Root cause analysis is a way to determine how a problematic event occurred by examining why, how and when the casual factors happened after the fact. When a system breaks or changes, investigation should be performed to have a full understanding of the event. Root cause analysis is a step beyond problem solving, which is corrective action taken when the event occurs.
The purpose of root cause analysis is to reduce risk to the overall organization. The information discovered in this process can inform how teams enhance systems' reliability. The main areas that benefit from the information discovered in root cause analysis are:
- Process improvement;
- Configuration changes;
- System improvements and
- Staff training and knowledge improvement.
A feedback loop from the troubleshooters to the operators enables a company to know what events occurred to cause a problem and how to prevent it in the future, if that is possible.
Root cause analysis methods
The most popular method of root cause analysis is known as the 5 Whys: Define the problem, and keep asking 'why' questions to each answer. Keep digging until you really get to the reasons that explain the 'why' of what happened. The number five in the methodology's name is just a guide, as it may take fewer or more 'why' questions to get to answers that really show the root cause of the originally defined problem.
Beyond the 5 Whys method, another popular approach to root cause analysis is to create a cause and effect diagram, also known as a fishbone diagram, where the problem is defined in the head of the fishbone shape, and cause and effects splay out below it. Possible causes are linked to categories, which all connect to the spine of the fishbone and give an overall view of what areas have which problems that led to the event that occurred. There are several other root cause analysis methodologies, and professionals who focus on root cause analysis and reliability improvement should understand multiple methods to use the appropriate one for a given scenario.
Successful root cause analysis depends on good communication within the group and staff involved in a system. Debriefing after an event has occurred -- often called a post-mortem -- can cover the already-known information around the event so that everyone involved knows the time frames of casual or related factors, their impact and resolution methods used. Post-mortem information sharing can lead to brainstorming around what needs to be investigated about the root cause, and who should look into what area.
Tools for root cause analysis
Root cause analysis is a process of human deduction paired with reporting tools. In IT organizations, application performance monitoring, infrastructure performance monitoring, systems management and cloud management tools collect data to inform root cause analysis. Some vendors also offer tools that collect and correlate the metrics from these various tools to suggest paths to remediate a problem or outage event. Tools that learn from prior events to suggest remediation actions in the future fall into the AIOps category.

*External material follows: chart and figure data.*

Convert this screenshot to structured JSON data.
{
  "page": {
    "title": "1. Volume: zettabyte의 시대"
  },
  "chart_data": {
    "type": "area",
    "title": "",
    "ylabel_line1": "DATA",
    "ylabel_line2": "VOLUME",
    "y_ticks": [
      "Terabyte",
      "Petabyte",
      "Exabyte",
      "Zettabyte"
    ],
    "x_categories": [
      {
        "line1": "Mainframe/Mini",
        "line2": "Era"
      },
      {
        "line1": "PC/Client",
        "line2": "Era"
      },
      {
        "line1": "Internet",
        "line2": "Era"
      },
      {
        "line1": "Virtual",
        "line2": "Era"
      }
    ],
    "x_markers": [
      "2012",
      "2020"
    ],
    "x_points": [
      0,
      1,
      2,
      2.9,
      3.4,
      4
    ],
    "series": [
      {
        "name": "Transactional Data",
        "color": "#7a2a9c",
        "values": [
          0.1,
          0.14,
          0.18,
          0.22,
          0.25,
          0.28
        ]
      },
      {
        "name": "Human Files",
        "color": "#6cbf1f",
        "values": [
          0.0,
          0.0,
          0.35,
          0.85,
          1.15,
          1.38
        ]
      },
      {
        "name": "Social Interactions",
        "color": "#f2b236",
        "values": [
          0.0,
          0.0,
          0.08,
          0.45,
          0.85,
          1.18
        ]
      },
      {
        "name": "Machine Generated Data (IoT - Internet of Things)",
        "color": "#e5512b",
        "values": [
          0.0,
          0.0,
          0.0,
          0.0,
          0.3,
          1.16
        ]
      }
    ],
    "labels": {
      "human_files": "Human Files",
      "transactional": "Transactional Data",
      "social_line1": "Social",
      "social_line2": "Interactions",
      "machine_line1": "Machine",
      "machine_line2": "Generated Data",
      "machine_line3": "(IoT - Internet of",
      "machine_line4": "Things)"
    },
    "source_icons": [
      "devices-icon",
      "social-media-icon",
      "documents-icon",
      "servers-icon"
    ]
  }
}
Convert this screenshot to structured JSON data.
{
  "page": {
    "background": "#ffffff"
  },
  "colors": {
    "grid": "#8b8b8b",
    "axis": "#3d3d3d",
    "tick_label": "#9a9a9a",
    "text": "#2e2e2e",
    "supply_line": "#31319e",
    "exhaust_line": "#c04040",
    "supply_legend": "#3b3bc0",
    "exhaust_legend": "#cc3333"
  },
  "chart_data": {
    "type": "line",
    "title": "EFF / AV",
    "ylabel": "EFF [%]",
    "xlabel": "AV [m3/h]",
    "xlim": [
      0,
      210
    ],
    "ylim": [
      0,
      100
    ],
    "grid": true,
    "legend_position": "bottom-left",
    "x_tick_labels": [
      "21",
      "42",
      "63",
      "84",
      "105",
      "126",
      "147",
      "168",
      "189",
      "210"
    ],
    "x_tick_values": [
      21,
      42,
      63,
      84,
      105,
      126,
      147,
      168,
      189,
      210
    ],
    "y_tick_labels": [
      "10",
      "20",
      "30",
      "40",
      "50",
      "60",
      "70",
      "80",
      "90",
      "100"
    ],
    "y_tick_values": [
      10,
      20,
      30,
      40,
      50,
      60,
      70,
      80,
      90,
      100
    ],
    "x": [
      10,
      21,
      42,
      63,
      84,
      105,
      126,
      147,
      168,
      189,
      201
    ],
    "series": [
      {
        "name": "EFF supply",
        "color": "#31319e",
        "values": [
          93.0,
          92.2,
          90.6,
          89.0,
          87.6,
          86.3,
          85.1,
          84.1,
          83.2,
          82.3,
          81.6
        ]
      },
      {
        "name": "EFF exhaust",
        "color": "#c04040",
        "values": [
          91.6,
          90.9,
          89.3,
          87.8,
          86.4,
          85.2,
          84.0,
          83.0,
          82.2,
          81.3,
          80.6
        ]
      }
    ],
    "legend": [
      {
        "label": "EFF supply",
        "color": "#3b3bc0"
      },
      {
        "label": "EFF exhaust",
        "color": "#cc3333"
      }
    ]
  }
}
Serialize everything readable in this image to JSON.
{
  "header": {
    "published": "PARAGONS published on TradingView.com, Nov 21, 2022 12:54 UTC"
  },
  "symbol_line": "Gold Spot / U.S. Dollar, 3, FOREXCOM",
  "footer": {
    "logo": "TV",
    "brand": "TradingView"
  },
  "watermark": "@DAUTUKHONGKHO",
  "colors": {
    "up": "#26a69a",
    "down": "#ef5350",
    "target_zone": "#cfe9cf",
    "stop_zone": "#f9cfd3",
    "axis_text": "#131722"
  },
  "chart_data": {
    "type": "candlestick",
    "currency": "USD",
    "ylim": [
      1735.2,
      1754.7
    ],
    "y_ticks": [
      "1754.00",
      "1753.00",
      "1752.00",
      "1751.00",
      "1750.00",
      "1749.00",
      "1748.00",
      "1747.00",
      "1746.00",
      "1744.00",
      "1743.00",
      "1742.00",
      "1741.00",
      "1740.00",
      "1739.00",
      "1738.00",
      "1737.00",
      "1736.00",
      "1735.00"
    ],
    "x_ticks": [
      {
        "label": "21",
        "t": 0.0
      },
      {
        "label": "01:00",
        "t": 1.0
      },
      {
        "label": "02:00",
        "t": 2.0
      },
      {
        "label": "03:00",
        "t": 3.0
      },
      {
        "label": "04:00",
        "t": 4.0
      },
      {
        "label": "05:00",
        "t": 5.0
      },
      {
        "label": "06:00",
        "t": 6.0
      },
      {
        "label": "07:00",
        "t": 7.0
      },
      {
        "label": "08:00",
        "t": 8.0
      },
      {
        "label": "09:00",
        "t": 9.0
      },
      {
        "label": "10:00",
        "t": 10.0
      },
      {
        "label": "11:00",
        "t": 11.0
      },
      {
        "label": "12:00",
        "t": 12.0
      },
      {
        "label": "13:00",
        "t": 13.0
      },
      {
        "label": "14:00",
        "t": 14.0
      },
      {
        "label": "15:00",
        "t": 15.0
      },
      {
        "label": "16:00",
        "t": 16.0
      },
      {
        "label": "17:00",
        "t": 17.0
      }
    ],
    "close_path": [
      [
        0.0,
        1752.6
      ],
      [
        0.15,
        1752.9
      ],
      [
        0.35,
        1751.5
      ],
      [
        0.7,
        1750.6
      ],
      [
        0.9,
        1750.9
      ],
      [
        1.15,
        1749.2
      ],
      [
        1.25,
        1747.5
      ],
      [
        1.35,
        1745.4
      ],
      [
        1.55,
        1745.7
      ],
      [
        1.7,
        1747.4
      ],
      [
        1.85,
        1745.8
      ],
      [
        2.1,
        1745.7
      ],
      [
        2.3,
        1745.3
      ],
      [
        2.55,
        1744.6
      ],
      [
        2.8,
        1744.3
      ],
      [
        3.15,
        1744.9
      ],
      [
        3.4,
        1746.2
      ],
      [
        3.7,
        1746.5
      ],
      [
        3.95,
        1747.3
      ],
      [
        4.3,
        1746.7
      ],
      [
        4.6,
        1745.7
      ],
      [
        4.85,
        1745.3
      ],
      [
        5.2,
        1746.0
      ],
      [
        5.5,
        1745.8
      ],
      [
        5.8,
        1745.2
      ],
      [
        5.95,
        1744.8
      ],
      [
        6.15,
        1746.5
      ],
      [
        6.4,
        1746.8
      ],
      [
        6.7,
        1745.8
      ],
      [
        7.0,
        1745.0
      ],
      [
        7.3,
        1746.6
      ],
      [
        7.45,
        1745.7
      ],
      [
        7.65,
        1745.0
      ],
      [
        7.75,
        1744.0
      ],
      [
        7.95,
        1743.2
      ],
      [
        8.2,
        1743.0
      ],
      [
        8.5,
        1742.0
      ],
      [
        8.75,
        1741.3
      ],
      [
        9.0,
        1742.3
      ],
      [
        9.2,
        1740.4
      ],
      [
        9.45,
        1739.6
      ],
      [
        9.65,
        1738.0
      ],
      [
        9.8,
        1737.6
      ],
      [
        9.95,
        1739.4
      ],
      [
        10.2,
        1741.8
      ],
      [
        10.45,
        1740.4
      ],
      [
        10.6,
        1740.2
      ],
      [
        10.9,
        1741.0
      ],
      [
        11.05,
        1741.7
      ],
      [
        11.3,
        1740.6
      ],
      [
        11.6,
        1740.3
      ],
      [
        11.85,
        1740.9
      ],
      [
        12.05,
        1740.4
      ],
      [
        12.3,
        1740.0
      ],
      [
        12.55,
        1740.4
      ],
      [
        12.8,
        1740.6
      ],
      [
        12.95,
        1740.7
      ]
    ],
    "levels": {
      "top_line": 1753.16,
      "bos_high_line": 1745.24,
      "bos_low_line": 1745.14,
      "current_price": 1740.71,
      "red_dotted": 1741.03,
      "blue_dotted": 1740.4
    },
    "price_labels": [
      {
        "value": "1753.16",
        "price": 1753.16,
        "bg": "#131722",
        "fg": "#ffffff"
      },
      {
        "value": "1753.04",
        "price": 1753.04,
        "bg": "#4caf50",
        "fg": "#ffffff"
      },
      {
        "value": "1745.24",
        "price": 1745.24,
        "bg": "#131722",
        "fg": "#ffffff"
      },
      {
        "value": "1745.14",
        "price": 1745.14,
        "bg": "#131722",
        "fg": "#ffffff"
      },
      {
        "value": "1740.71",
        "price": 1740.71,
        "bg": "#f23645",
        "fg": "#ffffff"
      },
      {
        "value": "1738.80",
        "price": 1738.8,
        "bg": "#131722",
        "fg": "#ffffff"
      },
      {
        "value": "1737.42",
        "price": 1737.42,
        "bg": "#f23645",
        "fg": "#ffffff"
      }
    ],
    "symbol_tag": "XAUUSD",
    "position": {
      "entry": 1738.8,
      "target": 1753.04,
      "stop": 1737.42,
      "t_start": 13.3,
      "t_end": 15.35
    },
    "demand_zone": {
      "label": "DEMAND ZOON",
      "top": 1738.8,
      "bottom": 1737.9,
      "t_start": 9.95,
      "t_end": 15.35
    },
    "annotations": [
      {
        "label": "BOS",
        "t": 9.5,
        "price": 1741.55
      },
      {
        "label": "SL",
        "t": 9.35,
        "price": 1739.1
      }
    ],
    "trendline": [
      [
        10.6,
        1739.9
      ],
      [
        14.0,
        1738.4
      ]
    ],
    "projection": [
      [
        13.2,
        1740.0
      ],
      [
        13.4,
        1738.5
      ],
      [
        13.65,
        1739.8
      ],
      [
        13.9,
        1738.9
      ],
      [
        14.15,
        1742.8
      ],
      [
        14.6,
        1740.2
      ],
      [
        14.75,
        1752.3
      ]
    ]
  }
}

In addition to monitoring and analysis tools, IT organizations rely on external sources for outage information. For example, an IT team might check Twitter to stay up-to-date on a cloud provider outage, or discuss a problem in a community Slack channel to get others' expertise on the root cause.
Root cause analysis example
Users couldn't send or receive email messages for two hours, and the boss wants to know what happened. The IT team is tasked with root cause analysis.
Using the 5 Whys method, they approach the issue:
Why did emails stop working? Because mail flow stopped.
Why did mail flow stop? Because someone installed patches during the day.
Why did this cause a two-hour outage? Because a patch disabled a service and it took that long during the chaos to troubleshoot and resolve the outage.
Why did the patch deploy during the day? Because the admin did not follow the rules in IT's processes to patch after business hours.
The answers to the 'why' questions give an outline of what happened and what went wrong. From this basis, the IT team can take action to improve the procedure for patches, and prevent this same situation from happening in the future.